Стены аудитории, где находится Кристап, покрыты фрагментами скульптур и архитектоническими деталями. Тут все напоминает о деле, в котором он видит смысл своего существования.
Кристап присаживается. Оставшись наедине с самим собой, он больше не принуждает себя улыбаться. Он был бы рад дать волю слезам, но давно разучился плакать. Нахохлившийся, подавленный, он смотрит в пустоту. Пустым и безнадежным видится ему и будущее, без Гиты, а теперь еще и без искусства.
Слышится звук шагов. Кристап преображается. Он сознает — нужно быть агрессивным, нужно изображать убежденность и веру в себя, иначе не удастся навязать свою волю другому, отстоять свою правду.
Входит преподаватель Академии художеств — смуглый, моложавый человек лет тридцати. Защитного цвета офицерскую гимнастерку на нем украшают три ряда орденских ленточек. В правой руке, облаченной в перчатку, он держит экзаменационный листок Кристапа с отметками.

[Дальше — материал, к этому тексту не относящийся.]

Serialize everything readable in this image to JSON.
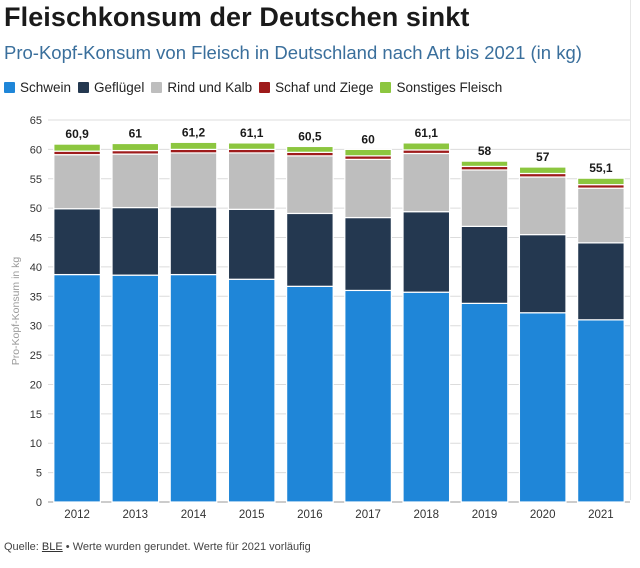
{
  "title": "Fleischkonsum der Deutschen sinkt",
  "subtitle": "Pro-Kopf-Konsum von Fleisch in Deutschland nach Art bis 2021 (in kg)",
  "footer": {
    "source_label": "Quelle:",
    "source_link": "BLE",
    "note": "• Werte wurden gerundet. Werte für 2021 vorläufig"
  },
  "chart_data": {
    "type": "bar",
    "stacked": true,
    "categories": [
      "2012",
      "2013",
      "2014",
      "2015",
      "2016",
      "2017",
      "2018",
      "2019",
      "2020",
      "2021"
    ],
    "series": [
      {
        "name": "Schwein",
        "color": "#1f86d8",
        "values": [
          38.7,
          38.6,
          38.7,
          37.9,
          36.7,
          36.0,
          35.7,
          33.8,
          32.2,
          31.0
        ]
      },
      {
        "name": "Geflügel",
        "color": "#243850",
        "values": [
          11.2,
          11.5,
          11.5,
          11.9,
          12.4,
          12.4,
          13.7,
          13.1,
          13.3,
          13.1
        ]
      },
      {
        "name": "Rind und Kalb",
        "color": "#bebebe",
        "values": [
          9.2,
          9.1,
          9.2,
          9.6,
          9.8,
          9.9,
          9.9,
          9.6,
          9.8,
          9.3
        ]
      },
      {
        "name": "Schaf und Ziege",
        "color": "#9e1b1b",
        "values": [
          0.6,
          0.6,
          0.6,
          0.6,
          0.6,
          0.6,
          0.6,
          0.6,
          0.6,
          0.6
        ]
      },
      {
        "name": "Sonstiges Fleisch",
        "color": "#8cc63f",
        "values": [
          1.2,
          1.2,
          1.2,
          1.1,
          1.0,
          1.1,
          1.2,
          0.9,
          1.1,
          1.1
        ]
      }
    ],
    "totals": [
      "60,9",
      "61",
      "61,2",
      "61,1",
      "60,5",
      "60",
      "61,1",
      "58",
      "57",
      "55,1"
    ],
    "ylabel": "Pro-Kopf-Konsum in kg",
    "xlabel": "",
    "ylim": [
      0,
      65
    ],
    "yticks": [
      0,
      5,
      10,
      15,
      20,
      25,
      30,
      35,
      40,
      45,
      50,
      55,
      60,
      65
    ],
    "grid": true,
    "legend_position": "top-left"
  }
}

Доброжелательно махнув Кристапу, чтобы не вставал, он присаживается рядом.
— Слушаю… Чем могу быть полезным?
— Пришел узнать, почему меня не приняли, — Кристап старается говорить подчеркнуто спокойно и вежливо.
— Да, вам не повезло, товарищ Аболтынь. На этот раз был очень большой конкурс, и с тридцатью семью баллами мы могли принять только половину поступающих.
— Да, но та вторая половина состоит из меня одного! — протестует Кристап.
— Элементарная математика, потому что тридцать семь баллов набрали всего два человека.
— У нас по всем предметам были одинаковые отметки, — не сдается Кристап.
— Вы уже не ребенок, товарищ Аболтынь, поэтому буду говорить откровенно, — невозмутимо продолжает преподаватель. — Чашу весов перетянул тот факт, что ваш соперник бывший фронтовик.
— Я тоже был на фронте, только на другом.
— Неужели вы не понимаете? Мы имеем предписание в первую очередь принимать демобилизованных солдат.